In the case of equity investments, Long Term Capital Gains are typically exempted from trading taxation under Section 10 of the Income Tax Act.  However, this is only applicable when certain conditions are followed. These include making transactions via a recognised exchange and selling your equities within the country.

Note: In case the Long Term Capital Gains from your equity investments crosses the threshold of Rs. 1 lakh in a financial year, the applicable tax will be levied at 10%. Since short-term traders typically do not hold long-term positions with their investments, they are unlikely to be taxed under this category.

Short-Term Capital Gains

Short Term Capital Gains are similar to Long Term Capital Gains except that their duration of holding is shorter. As a trader in India, you should be informed that an investment held for longer than a day but shorter than a year is subject to Short Term Capital Gains tax. In terms of tax on trading income via equity, any gains generated by selling a stock within a year are subject to trading taxation of 15%.

You might have an income source other than your short-term trading income, and it might fall under the regular tax slabs of 10%, 20% etc. However, your short-term capital gains will nevertheless be taxed at the standard 15%, unless your total taxable income is below Rs. 2.5 lakhs (no taxes applied). In that case, this shortfall can be adjusted against your short term capital gains and the resulting amount will be taxed at 15%.

Speculative Business Income

Now, let us move on to specific taxation for traders, particularly intraday traders. Any income generated through intraday trading is recognised in trading taxation as speculative business income. It is defined as income generated through trades in which the security is bought and sold within the same trading day, without the expectation of its delivery.

While capital gains taxes, such as the ones mentioned earlier are taxed at specific percentages, there are no such rates for speculative business income. Instead, your speculative business income is taxed alongside your other income, as per Section 43 of Income Tax Act.

This means that if you also have salaried income, your speculative business income such as earned through intraday trading, will be combined with it. The total income will then be taxed as per the appropriate tax slab.

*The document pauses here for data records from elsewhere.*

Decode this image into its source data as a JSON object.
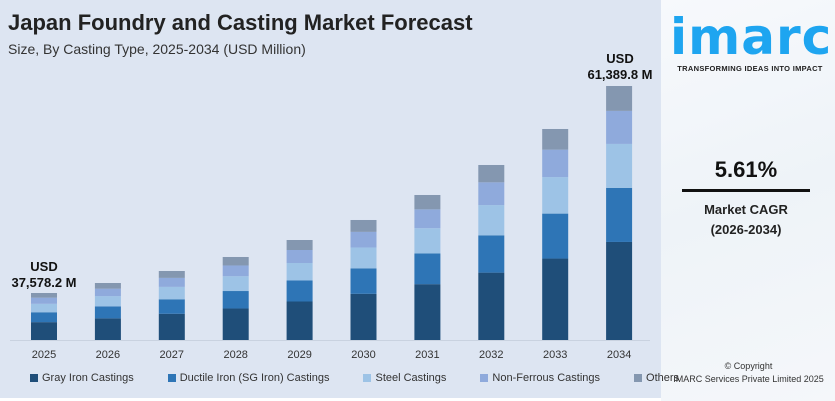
{
  "title": "Japan Foundry and Casting Market Forecast",
  "subtitle": "Size, By Casting Type, 2025-2034 (USD Million)",
  "chart_data": {
    "type": "bar",
    "stacked": true,
    "categories": [
      "2025",
      "2026",
      "2027",
      "2028",
      "2029",
      "2030",
      "2031",
      "2032",
      "2033",
      "2034"
    ],
    "totals": [
      37578.2,
      38728,
      40109,
      41720,
      43675,
      45976,
      48852,
      52303,
      56444,
      61389.8
    ],
    "series": [
      {
        "name": "Gray Iron Castings",
        "color": "#1f4e79",
        "shares": [
          0.38,
          0.38,
          0.38,
          0.38,
          0.385,
          0.385,
          0.385,
          0.385,
          0.386,
          0.386
        ]
      },
      {
        "name": "Ductile Iron (SG Iron) Castings",
        "color": "#2e75b6",
        "shares": [
          0.21,
          0.21,
          0.21,
          0.21,
          0.21,
          0.212,
          0.212,
          0.213,
          0.213,
          0.213
        ]
      },
      {
        "name": "Steel Castings",
        "color": "#9dc3e6",
        "shares": [
          0.18,
          0.18,
          0.18,
          0.178,
          0.175,
          0.174,
          0.174,
          0.173,
          0.173,
          0.173
        ]
      },
      {
        "name": "Non-Ferrous Castings",
        "color": "#8faadc",
        "shares": [
          0.13,
          0.13,
          0.13,
          0.13,
          0.13,
          0.13,
          0.13,
          0.13,
          0.13,
          0.13
        ]
      },
      {
        "name": "Others",
        "color": "#8497b0",
        "shares": [
          0.1,
          0.1,
          0.1,
          0.102,
          0.1,
          0.099,
          0.099,
          0.099,
          0.098,
          0.098
        ]
      }
    ],
    "annotations": {
      "first": [
        "USD",
        "37,578.2 M"
      ],
      "last": [
        "USD",
        "61,389.8 M"
      ]
    },
    "xlabel": "",
    "ylabel": "",
    "grid": false,
    "legend": "bottom"
  },
  "brand": {
    "logo": "imarc",
    "tagline": "TRANSFORMING IDEAS INTO IMPACT",
    "color": "#1ea5f0"
  },
  "cagr": {
    "value": "5.61%",
    "label": "Market CAGR",
    "period": "(2026-2034)"
  },
  "copyright": {
    "line1": "© Copyright",
    "line2": "IMARC Services Private Limited 2025"
  }
}
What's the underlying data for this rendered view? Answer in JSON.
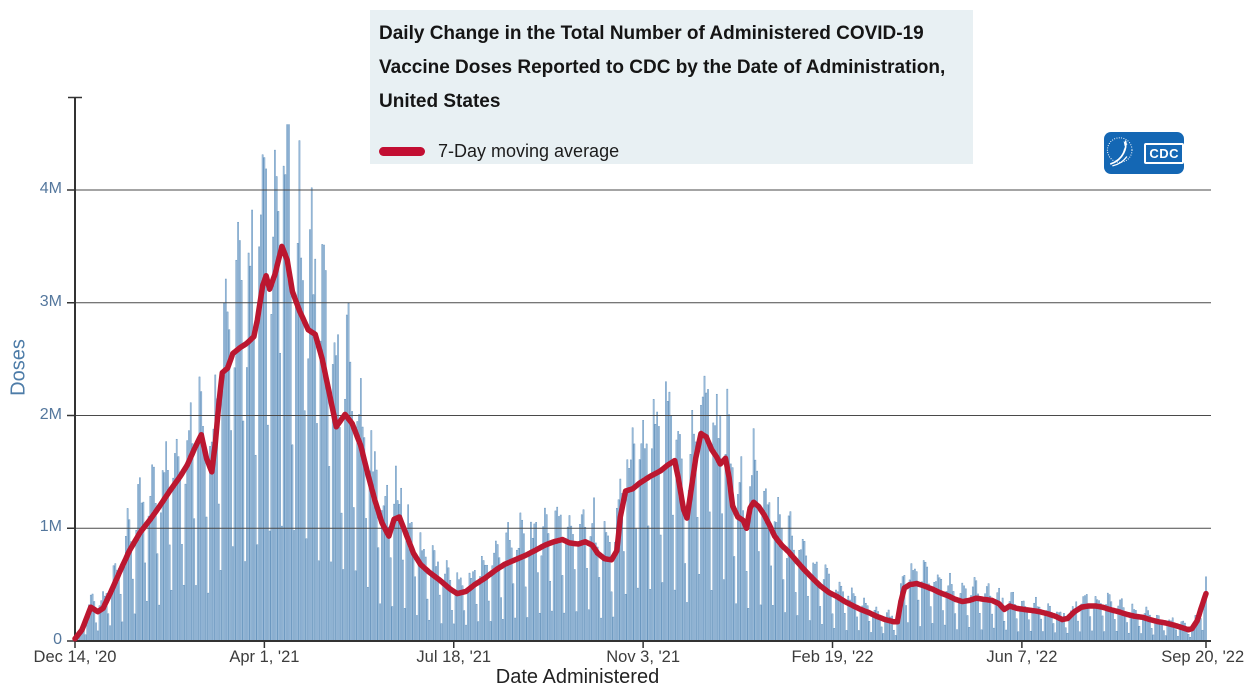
{
  "header": {
    "title": "Daily Change in the Total Number of Administered COVID-19 Vaccine Doses Reported to CDC by the Date of Administration, United States"
  },
  "legend": {
    "label": "7-Day moving average",
    "color": "#c20e32"
  },
  "logo": {
    "text": "CDC"
  },
  "chart_data": {
    "type": "bar+line",
    "title": "Daily Change in the Total Number of Administered COVID-19 Vaccine Doses Reported to CDC by the Date of Administration, United States",
    "xlabel": "Date Administered",
    "ylabel": "Doses",
    "x_axis": {
      "title": "Date Administered",
      "range_days": [
        0,
        645
      ],
      "ticks": [
        {
          "label": "Dec 14, '20",
          "day": 0
        },
        {
          "label": "Apr 1, '21",
          "day": 108
        },
        {
          "label": "Jul 18, '21",
          "day": 216
        },
        {
          "label": "Nov 3, '21",
          "day": 324
        },
        {
          "label": "Feb 19, '22",
          "day": 432
        },
        {
          "label": "Jun 7, '22",
          "day": 540
        },
        {
          "label": "Sep 20, '22",
          "day": 645
        }
      ]
    },
    "y_axis": {
      "title": "Doses",
      "unit": "millions of doses",
      "ylim_millions": [
        0,
        4.8
      ],
      "ticks": [
        {
          "label": "0",
          "value_m": 0
        },
        {
          "label": "1M",
          "value_m": 1
        },
        {
          "label": "2M",
          "value_m": 2
        },
        {
          "label": "3M",
          "value_m": 3
        },
        {
          "label": "4M",
          "value_m": 4
        }
      ]
    },
    "grid": "horizontal",
    "legend_position": "top-left in title box",
    "series": [
      {
        "name": "Daily doses administered",
        "type": "bar",
        "color": "#a9c6e1",
        "edge_color": "#5f8fba",
        "pattern": {
          "note": "daily bars oscillate weekly around the 7-day moving average; weekday highs ~1.3x average, weekend lows ~0.3x; tallest bar ~4.6M in mid-April 2021",
          "weekday_multipliers": [
            1.06,
            1.3,
            1.34,
            1.26,
            1.14,
            0.66,
            0.3
          ],
          "jitter": 0.15,
          "max_value_m": 4.58
        }
      },
      {
        "name": "7-Day moving average",
        "type": "line",
        "color": "#bb1730",
        "points_day_value_millions": [
          [
            0,
            0.02
          ],
          [
            4,
            0.1
          ],
          [
            9,
            0.3
          ],
          [
            13,
            0.26
          ],
          [
            16,
            0.29
          ],
          [
            20,
            0.42
          ],
          [
            26,
            0.63
          ],
          [
            31,
            0.8
          ],
          [
            37,
            0.96
          ],
          [
            43,
            1.08
          ],
          [
            48,
            1.19
          ],
          [
            54,
            1.33
          ],
          [
            60,
            1.46
          ],
          [
            64,
            1.56
          ],
          [
            68,
            1.7
          ],
          [
            72,
            1.83
          ],
          [
            75,
            1.62
          ],
          [
            78,
            1.5
          ],
          [
            80,
            1.75
          ],
          [
            82,
            2.1
          ],
          [
            84,
            2.38
          ],
          [
            87,
            2.42
          ],
          [
            90,
            2.55
          ],
          [
            94,
            2.6
          ],
          [
            98,
            2.64
          ],
          [
            102,
            2.7
          ],
          [
            104,
            2.85
          ],
          [
            107,
            3.15
          ],
          [
            109,
            3.24
          ],
          [
            111,
            3.12
          ],
          [
            114,
            3.25
          ],
          [
            118,
            3.5
          ],
          [
            121,
            3.38
          ],
          [
            124,
            3.1
          ],
          [
            128,
            2.93
          ],
          [
            133,
            2.76
          ],
          [
            137,
            2.72
          ],
          [
            141,
            2.5
          ],
          [
            145,
            2.2
          ],
          [
            149,
            1.9
          ],
          [
            154,
            2.01
          ],
          [
            158,
            1.93
          ],
          [
            163,
            1.73
          ],
          [
            167,
            1.48
          ],
          [
            171,
            1.25
          ],
          [
            175,
            1.05
          ],
          [
            179,
            0.93
          ],
          [
            182,
            1.08
          ],
          [
            185,
            1.1
          ],
          [
            189,
            0.94
          ],
          [
            193,
            0.78
          ],
          [
            197,
            0.68
          ],
          [
            202,
            0.61
          ],
          [
            208,
            0.54
          ],
          [
            214,
            0.46
          ],
          [
            218,
            0.42
          ],
          [
            223,
            0.44
          ],
          [
            228,
            0.5
          ],
          [
            234,
            0.56
          ],
          [
            240,
            0.63
          ],
          [
            245,
            0.68
          ],
          [
            251,
            0.72
          ],
          [
            257,
            0.76
          ],
          [
            262,
            0.8
          ],
          [
            268,
            0.85
          ],
          [
            273,
            0.88
          ],
          [
            278,
            0.9
          ],
          [
            282,
            0.87
          ],
          [
            287,
            0.86
          ],
          [
            291,
            0.88
          ],
          [
            295,
            0.85
          ],
          [
            298,
            0.78
          ],
          [
            302,
            0.73
          ],
          [
            306,
            0.72
          ],
          [
            309,
            0.8
          ],
          [
            311,
            1.1
          ],
          [
            314,
            1.33
          ],
          [
            318,
            1.35
          ],
          [
            322,
            1.4
          ],
          [
            328,
            1.46
          ],
          [
            334,
            1.51
          ],
          [
            338,
            1.56
          ],
          [
            342,
            1.6
          ],
          [
            344,
            1.45
          ],
          [
            347,
            1.17
          ],
          [
            349,
            1.09
          ],
          [
            351,
            1.3
          ],
          [
            354,
            1.62
          ],
          [
            357,
            1.84
          ],
          [
            360,
            1.81
          ],
          [
            363,
            1.7
          ],
          [
            366,
            1.63
          ],
          [
            368,
            1.57
          ],
          [
            371,
            1.62
          ],
          [
            373,
            1.45
          ],
          [
            375,
            1.2
          ],
          [
            378,
            1.1
          ],
          [
            381,
            1.07
          ],
          [
            383,
            1.0
          ],
          [
            385,
            1.18
          ],
          [
            387,
            1.23
          ],
          [
            390,
            1.19
          ],
          [
            393,
            1.12
          ],
          [
            396,
            1.03
          ],
          [
            399,
            0.93
          ],
          [
            403,
            0.85
          ],
          [
            407,
            0.79
          ],
          [
            412,
            0.7
          ],
          [
            416,
            0.63
          ],
          [
            421,
            0.55
          ],
          [
            425,
            0.49
          ],
          [
            430,
            0.43
          ],
          [
            435,
            0.39
          ],
          [
            439,
            0.35
          ],
          [
            444,
            0.31
          ],
          [
            448,
            0.28
          ],
          [
            453,
            0.25
          ],
          [
            457,
            0.22
          ],
          [
            462,
            0.19
          ],
          [
            467,
            0.17
          ],
          [
            469,
            0.17
          ],
          [
            471,
            0.35
          ],
          [
            473,
            0.47
          ],
          [
            476,
            0.5
          ],
          [
            480,
            0.51
          ],
          [
            484,
            0.49
          ],
          [
            489,
            0.46
          ],
          [
            493,
            0.43
          ],
          [
            498,
            0.4
          ],
          [
            502,
            0.37
          ],
          [
            506,
            0.35
          ],
          [
            510,
            0.36
          ],
          [
            514,
            0.38
          ],
          [
            518,
            0.37
          ],
          [
            523,
            0.36
          ],
          [
            527,
            0.33
          ],
          [
            530,
            0.28
          ],
          [
            533,
            0.31
          ],
          [
            537,
            0.29
          ],
          [
            541,
            0.28
          ],
          [
            546,
            0.27
          ],
          [
            550,
            0.26
          ],
          [
            555,
            0.24
          ],
          [
            559,
            0.22
          ],
          [
            563,
            0.19
          ],
          [
            566,
            0.2
          ],
          [
            570,
            0.26
          ],
          [
            574,
            0.3
          ],
          [
            578,
            0.31
          ],
          [
            582,
            0.31
          ],
          [
            586,
            0.3
          ],
          [
            590,
            0.28
          ],
          [
            595,
            0.26
          ],
          [
            599,
            0.24
          ],
          [
            604,
            0.22
          ],
          [
            609,
            0.21
          ],
          [
            613,
            0.19
          ],
          [
            618,
            0.17
          ],
          [
            622,
            0.16
          ],
          [
            627,
            0.14
          ],
          [
            631,
            0.12
          ],
          [
            635,
            0.1
          ],
          [
            637,
            0.11
          ],
          [
            640,
            0.18
          ],
          [
            642,
            0.28
          ],
          [
            645,
            0.42
          ]
        ]
      }
    ]
  }
}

Non-Speculative Business Income

Tax on trading income generated by futures and options contracts has been specifically defined to fall under the umbrella of non-speculative business income. This includes earnings generated by trading in either or both futures and contracts in recognised exchanges. It also applies to other delivery-based trading transactions, even including stocks with high delivery percentage quantity.
Similar to speculative business income, non-speculative business income is also clubbed with your other forms of regular income. This means that your earnings from contacts trading are counted within your total income and the appropriate tax slab rate is applied.

Conclusion :
As a trader, it is important to stay informed about the market and its various risks and rewards. However, it is just as important to know how to navigate the trading taxation challenge when it presents itself every financial year. Hopefully, this guide will help you determine the overall classification that your specific type of trading falls under. The key is to stay updated with the latest tax-related news as well as how it applies specifically to your trading style and strategies, present and future.